JENIUS KONSULTAN, TRAINER, ANALIS, PENULIS ILMU PENGETAHUAN ILMIAH HUKUM RESMI oleh HERY SHIETRA

Konsultasi Hukum Pidana, Perdata, Bisnis, dan Korporasi. Prediktif, Efektif, serta Aplikatif. Syarat dan Ketentuan Layanan Berlaku

Harapan hanyalah Harapan, namun Fakta adalah Fakta

PENDOSA Tidak Punya Hak untuk Diistimewakan, Terlebih Merampas Hak Korban Mengakses Keadilan

Pelaku Kejahatan Tidak Punya Hak untuk Memohon PENGHAPUSAN DOSA, Pendosa hanya Punya Kewajiban untuk BERTANGGUNG-JAWAB

PENJAHAT / PENDOSA Tidak Punya Hak untuk Menceramahi Korban tentang Apa Itu Kejahatan dan Kebaikan

Question: Rasanya menyakitkan sekali, seakan dilukai untuk kedua kalinya, ketika penjahat yang merupakan pelaku yang telah merugikan kami, justru berkata kepada kami selaku korban, bahwa “Yang berlalu, biarlah berlalu, tidak perlu diungkit-ungkit lagi.” Bukankah konyol, penjahat tapi justru berbicara seolah-olah dirinya orang bijaksana dan melontarkan kata-kata bijak keluar dari mulutnya? Mereka lebih sibuk berkelit dan putar-balik fakta, dengan tujuan untuk lepas tanggung-jawab, namun masih juga bermulut besar tentang ayat-ayat kitab agama, tentang Tuhan, tentang surga dan neraka, dan lain sebagainya. Masyarakat kita juga aneh sekali, mereka justru menghardik korban yang menjerit kesakitan sebagai “orang gila”, sementara pelaku yang menyakiti justru dibela dengan cara tidak dikritik atas perbuatannya ketika menyakiti sang korban. Juga tidak kalah banyak orang-orang yang perilakunya sendiri busuk, tapi justru lebih pandai mengomentari perilaku orang lain. Apalagi yang namanya “playing victim”, tidak malu dan tidak takut berbuat jahat, namun masih juga mengharap masuk surga dan dianugerahi hidup yang makmur-sejahtera.

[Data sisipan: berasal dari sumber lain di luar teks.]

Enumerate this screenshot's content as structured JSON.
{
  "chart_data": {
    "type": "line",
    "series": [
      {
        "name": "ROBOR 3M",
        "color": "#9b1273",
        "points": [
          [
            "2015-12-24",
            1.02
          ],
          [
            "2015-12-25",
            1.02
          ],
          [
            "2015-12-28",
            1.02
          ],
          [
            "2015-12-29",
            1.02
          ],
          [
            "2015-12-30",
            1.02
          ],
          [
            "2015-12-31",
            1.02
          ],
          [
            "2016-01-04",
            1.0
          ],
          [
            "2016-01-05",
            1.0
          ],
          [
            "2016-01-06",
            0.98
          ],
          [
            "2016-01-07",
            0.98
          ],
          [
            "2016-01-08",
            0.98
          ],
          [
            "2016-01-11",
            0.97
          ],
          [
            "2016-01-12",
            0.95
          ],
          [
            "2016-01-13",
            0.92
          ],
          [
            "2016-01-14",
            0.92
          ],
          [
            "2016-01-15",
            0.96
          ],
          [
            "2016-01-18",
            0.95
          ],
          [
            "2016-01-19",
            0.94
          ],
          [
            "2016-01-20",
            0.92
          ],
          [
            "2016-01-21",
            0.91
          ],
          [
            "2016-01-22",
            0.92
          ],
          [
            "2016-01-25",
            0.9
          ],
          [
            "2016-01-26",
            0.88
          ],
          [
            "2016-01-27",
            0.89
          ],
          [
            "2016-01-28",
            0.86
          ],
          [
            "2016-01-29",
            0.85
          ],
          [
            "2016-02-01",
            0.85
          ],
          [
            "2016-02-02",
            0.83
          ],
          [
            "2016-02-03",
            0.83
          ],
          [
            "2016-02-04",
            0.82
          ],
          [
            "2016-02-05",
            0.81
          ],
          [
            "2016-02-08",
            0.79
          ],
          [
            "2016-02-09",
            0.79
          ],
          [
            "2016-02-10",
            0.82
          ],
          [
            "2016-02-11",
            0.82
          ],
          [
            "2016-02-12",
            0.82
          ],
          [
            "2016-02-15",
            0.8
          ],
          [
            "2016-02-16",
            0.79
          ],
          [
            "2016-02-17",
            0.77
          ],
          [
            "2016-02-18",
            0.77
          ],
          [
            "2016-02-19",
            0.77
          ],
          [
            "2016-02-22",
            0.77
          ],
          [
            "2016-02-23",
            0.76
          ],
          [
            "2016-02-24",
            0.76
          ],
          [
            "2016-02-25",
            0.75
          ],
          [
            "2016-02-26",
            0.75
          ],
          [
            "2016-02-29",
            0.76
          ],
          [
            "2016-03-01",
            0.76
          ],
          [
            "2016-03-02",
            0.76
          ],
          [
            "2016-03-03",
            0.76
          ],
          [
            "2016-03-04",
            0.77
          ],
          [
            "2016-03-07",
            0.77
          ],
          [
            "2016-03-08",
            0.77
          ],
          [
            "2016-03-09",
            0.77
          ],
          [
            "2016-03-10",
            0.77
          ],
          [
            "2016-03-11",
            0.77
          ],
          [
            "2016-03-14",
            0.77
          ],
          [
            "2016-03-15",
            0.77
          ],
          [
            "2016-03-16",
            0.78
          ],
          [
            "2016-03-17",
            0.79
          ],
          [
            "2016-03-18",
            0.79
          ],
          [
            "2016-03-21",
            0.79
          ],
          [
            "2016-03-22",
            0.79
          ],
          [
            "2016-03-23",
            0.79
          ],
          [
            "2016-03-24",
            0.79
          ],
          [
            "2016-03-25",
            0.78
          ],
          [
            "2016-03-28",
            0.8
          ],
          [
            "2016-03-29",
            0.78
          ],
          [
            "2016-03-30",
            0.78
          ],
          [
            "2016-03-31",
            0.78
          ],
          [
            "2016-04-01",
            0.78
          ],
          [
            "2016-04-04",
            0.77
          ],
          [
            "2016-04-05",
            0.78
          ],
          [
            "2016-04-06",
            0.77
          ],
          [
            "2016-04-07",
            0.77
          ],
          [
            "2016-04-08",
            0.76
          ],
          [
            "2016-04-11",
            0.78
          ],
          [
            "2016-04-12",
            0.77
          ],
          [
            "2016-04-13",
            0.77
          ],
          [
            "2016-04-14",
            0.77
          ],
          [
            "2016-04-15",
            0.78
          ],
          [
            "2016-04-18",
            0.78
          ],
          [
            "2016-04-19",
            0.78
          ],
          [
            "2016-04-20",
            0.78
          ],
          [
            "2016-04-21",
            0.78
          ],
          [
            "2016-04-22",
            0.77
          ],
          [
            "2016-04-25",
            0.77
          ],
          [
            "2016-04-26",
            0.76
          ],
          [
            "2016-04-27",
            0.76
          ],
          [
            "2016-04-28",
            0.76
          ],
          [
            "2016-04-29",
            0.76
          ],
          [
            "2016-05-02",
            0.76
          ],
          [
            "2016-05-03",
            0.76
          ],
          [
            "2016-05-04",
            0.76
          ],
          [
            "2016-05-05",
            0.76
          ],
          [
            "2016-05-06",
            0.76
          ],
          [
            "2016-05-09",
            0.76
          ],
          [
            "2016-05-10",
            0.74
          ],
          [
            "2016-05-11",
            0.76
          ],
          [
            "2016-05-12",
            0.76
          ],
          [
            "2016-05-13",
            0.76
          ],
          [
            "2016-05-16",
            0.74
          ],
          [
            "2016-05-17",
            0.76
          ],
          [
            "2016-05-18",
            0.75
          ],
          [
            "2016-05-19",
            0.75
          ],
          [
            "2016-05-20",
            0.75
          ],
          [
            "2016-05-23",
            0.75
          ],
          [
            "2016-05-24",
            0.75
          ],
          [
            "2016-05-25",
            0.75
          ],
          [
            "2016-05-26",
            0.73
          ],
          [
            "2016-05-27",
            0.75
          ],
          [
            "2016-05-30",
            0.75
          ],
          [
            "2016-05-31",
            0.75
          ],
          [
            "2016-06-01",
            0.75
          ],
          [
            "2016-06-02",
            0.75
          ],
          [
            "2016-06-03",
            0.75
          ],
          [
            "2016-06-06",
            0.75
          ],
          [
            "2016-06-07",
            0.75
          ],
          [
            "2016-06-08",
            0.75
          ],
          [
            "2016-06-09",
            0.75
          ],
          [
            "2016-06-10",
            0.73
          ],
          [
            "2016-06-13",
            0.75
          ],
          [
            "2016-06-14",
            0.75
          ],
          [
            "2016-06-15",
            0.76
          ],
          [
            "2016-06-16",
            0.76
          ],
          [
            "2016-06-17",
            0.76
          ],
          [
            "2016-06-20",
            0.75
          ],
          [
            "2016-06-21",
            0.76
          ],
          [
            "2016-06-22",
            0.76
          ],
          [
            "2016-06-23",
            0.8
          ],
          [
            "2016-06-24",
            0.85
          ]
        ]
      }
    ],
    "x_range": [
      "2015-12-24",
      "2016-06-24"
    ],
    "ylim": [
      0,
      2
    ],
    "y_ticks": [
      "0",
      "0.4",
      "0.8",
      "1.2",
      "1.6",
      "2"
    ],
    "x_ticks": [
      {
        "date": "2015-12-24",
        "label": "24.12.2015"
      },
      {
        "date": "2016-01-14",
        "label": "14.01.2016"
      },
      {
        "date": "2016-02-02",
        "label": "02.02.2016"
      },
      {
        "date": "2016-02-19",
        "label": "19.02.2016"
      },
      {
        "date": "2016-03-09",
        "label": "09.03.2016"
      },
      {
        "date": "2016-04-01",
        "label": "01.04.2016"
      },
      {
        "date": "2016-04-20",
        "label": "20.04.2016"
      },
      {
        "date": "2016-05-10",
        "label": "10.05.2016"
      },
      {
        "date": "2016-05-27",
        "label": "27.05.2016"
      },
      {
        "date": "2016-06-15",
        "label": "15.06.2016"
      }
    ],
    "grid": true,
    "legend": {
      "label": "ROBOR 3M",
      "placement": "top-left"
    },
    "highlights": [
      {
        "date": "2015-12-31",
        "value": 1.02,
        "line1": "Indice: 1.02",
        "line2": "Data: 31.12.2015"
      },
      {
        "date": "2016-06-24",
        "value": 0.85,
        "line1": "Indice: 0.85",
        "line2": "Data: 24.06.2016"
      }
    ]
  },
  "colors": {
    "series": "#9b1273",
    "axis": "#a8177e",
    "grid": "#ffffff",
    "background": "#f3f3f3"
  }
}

Brief Answer: Pernah terjadi pada satu kampung atau pedesaan di Indonesia, seorang anak yang diperkosa hingga hamil oleh sang ayah, sang anak yang notabene korban justru kemudian diusir oleh warga kampungnya, alih-alih sang ayah yang diusir. Bangsa Indonesia begitu miskin perihal “perspektif korban”. Masyarakat kita di Indonesia selama ini dibiasakan dan terbiasa memakai “perspektif penjahat” yang tergila-gila pada ideologi KORUP semacam “PENGHAPUSAN DOSA”.

Memang ironis, tidak jarang kita menghadapi orang-orang yang sekalipun telah pernah menyakiti, melukai, maupun merugikan korbannya, namun kemudian menceramahi sang korban, membuat kesan seolah dirinya orang bijak dengan berkata seperti “sengketa yang besar, dibuat kecil. Sengketa yang kecil, dibuat tiada”, “memaafkan lebih baik daripada mendendam”, “orang waras tidak marah-marah (sekalipun akibat disakiti, seolah-olah korbannya adalah sebongkah batu yang hanya boleh bungkam)”, “Tuhan saja Maha Pemaaf”, “hidup damai itu indah (meskipun sang pelaku yang meresahkan atau telah merampas kedamaian hidup sang korban)”, “berbagi itu indah”, “bersabar agar tidak cepat tua”, dan pernyataan-pernyataan lainnya, yang seakan justru hendak memposisikan korban sebagai pihak yang tercela dan patut disalahkan.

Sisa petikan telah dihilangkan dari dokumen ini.